Dashboard Provisioning#
In Kubernetes, provision dashboards via ConfigMaps. Grafana’s sidecar container watches for ConfigMaps with a specific label and loads their contents as dashboards.
apiVersion: v1
kind: ConfigMap
metadata:
name: app-dashboard
namespace: monitoring
labels:
grafana_dashboard: "1" # label the sidecar watches for
data:
app-dashboard.json: |
{
"dashboard": {
"title": "Application Overview",
"panels": [ ... ],
"templating": { ... }
}
}With kube-prometheus-stack, the sidecar label is configured via grafana.sidecar.dashboards.label in Helm values (default: grafana_dashboard).

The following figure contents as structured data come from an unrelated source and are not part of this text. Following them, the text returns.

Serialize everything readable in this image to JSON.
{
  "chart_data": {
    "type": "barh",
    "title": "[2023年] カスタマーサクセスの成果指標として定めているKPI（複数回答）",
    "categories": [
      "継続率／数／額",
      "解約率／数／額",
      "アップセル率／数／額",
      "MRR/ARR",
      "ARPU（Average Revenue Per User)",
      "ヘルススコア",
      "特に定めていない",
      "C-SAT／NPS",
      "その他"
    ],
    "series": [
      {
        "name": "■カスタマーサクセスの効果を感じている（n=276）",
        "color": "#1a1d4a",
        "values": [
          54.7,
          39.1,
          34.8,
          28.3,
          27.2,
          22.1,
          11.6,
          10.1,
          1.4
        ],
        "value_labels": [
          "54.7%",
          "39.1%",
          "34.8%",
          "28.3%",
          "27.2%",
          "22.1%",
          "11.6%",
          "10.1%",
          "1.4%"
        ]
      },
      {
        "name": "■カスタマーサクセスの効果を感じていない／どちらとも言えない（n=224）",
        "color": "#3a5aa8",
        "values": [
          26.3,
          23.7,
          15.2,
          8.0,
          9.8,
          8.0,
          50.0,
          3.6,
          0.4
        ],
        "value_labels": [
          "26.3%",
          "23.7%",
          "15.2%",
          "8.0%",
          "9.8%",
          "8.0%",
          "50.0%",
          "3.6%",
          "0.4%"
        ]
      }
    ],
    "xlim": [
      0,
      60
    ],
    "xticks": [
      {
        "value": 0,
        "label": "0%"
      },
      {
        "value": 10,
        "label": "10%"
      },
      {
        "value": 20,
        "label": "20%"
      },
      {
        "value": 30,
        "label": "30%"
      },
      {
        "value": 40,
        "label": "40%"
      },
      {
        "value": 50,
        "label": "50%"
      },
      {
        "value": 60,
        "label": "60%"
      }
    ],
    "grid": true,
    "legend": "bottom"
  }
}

For file-based provisioning outside Kubernetes:
# grafana/provisioning/dashboards/default.yml
apiVersion: 1
providers:
- name: default
orgId: 1
folder: "Infrastructure"
type: file
options:
path: /var/lib/grafana/dashboards
foldersFromFilesStructure: trueGrafana as Code#
Grafonnet is a Jsonnet library for generating dashboards programmatically:
local grafana = import 'github.com/grafana/grafonnet/gen/grafonnet-latest/main.libsonnet';
grafana.dashboard.new('Service Overview')
+ grafana.dashboard.withPanels([
grafana.panel.timeSeries.new('Request Rate')
+ grafana.panel.timeSeries.queryOptions.withTargets([
grafana.query.prometheus.new('Prometheus',
'sum by (handler) (rate(http_requests_total{namespace="$namespace"}[5m]))')
])
+ grafana.panel.timeSeries.standardOptions.withUnit('reqps'),
])Build with jsonnet -J vendor service-dashboard.jsonnet > service-dashboard.json.
Terraform provider manages Grafana resources as infrastructure:
resource "grafana_dashboard" "app" {
config_json = file("dashboards/app.json")
folder = grafana_folder.monitoring.id
}Community Dashboards#
Import proven dashboards by ID rather than building from scratch: Node Exporter Full (1860), Kubernetes Cluster (7249), Kubernetes Pods (6879), CoreDNS (5926), NGINX Ingress (9614). Import via grafana.com/grafana/dashboards/{ID} and customize thresholds to match your environment.
Grafana Alerting vs Alertmanager#
Grafana 9+ has a built-in alerting engine that evaluates rules against any data source. Use Grafana alerting for Loki log queries or multi-datasource conditions. Use Alertmanager for purely Prometheus-based alerts with gossip HA deduplication. Running both is common: Prometheus rules go through Alertmanager, Loki-based alerts go through Grafana alerting. Avoid duplicating the same alert in both.